Q. What could the state do to encourage job creation?

A. Provide an edge for businesses in New Hampshire in terms of procurement as opposed to just opening it up and letting the lowest bid grab a state contract without considering the benefits of keeping business in the state. A lot of companies in the state lose out when the state only takes "low bid" into consideration.

Q. Is the bill that seeks to lessen the criteria to determine an independent contractor going to hurt?

A. What is going to hurt is that you can belly up to the Department of Labor, drop $25 on the table and call yourself an independent contractor. But people change their mind when they are falling off the roof. When they are on a 30-foot fall and they are at the 15-foot level, all of sudden they want to be a worker tied to somebody who has workers' compensation. The sad thing is that when they hit that ground they are independent contractors.

It hurts those workers. It hurts us. It hurts the people I represent who try to live by the rules.

Q. Do you have a sense members of the Legislature don't understand why many of these regulations are in place?

A. There is not a lot of institutional knowledge. Some legislators are very focused on a narrow ideology to lift and dismantle government. They feel like we should let everybody do what they want and somehow that will come out right.

You used to be able to sit down, Democratic and Republican, and have a conversation. When you have a supermajority, some people are not as important. It's bullying when you get thrown out of rooms, you close down caucuses. The speaker tried to alienate the people I represent.

Q. What other legislation are you concerned about this session?

A. The pension stuff. The ink isn't even dry on the reforms that they voted in last year, and how they want to ratchet it up.

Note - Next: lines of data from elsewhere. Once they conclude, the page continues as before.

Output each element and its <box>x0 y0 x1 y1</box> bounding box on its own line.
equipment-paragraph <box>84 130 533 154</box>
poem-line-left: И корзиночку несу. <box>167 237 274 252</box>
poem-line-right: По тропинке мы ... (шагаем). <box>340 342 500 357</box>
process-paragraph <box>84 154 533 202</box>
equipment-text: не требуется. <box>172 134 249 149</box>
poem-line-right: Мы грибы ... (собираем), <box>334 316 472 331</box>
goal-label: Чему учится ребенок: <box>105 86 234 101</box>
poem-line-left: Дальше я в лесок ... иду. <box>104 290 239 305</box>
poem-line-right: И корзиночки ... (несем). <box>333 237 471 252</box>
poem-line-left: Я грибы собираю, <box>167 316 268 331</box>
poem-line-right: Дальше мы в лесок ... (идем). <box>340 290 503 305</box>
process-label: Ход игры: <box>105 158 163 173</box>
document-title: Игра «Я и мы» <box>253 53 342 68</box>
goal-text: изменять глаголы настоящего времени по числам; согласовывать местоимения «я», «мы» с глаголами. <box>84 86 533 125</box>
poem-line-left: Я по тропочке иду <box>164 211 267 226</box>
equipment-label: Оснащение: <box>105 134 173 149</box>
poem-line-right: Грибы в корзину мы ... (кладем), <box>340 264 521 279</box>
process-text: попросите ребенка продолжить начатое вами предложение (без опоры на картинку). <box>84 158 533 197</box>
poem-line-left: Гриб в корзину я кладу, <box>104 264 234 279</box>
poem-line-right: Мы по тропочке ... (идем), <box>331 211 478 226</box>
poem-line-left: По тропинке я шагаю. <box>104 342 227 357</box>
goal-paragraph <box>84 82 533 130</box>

They are talking about coming in with a defined contribution program that is going to cost employees $1.2 billion. The problem is the state government in the 1990s postponed paying the full amount of what they should have toward the retirement fund. I even went to the governor six years ago, and I said, "This is going in the wrong direction." I couldn't believe how it degenerated from a system that was 130 percent funded to a system that was 50 some odd percent funded.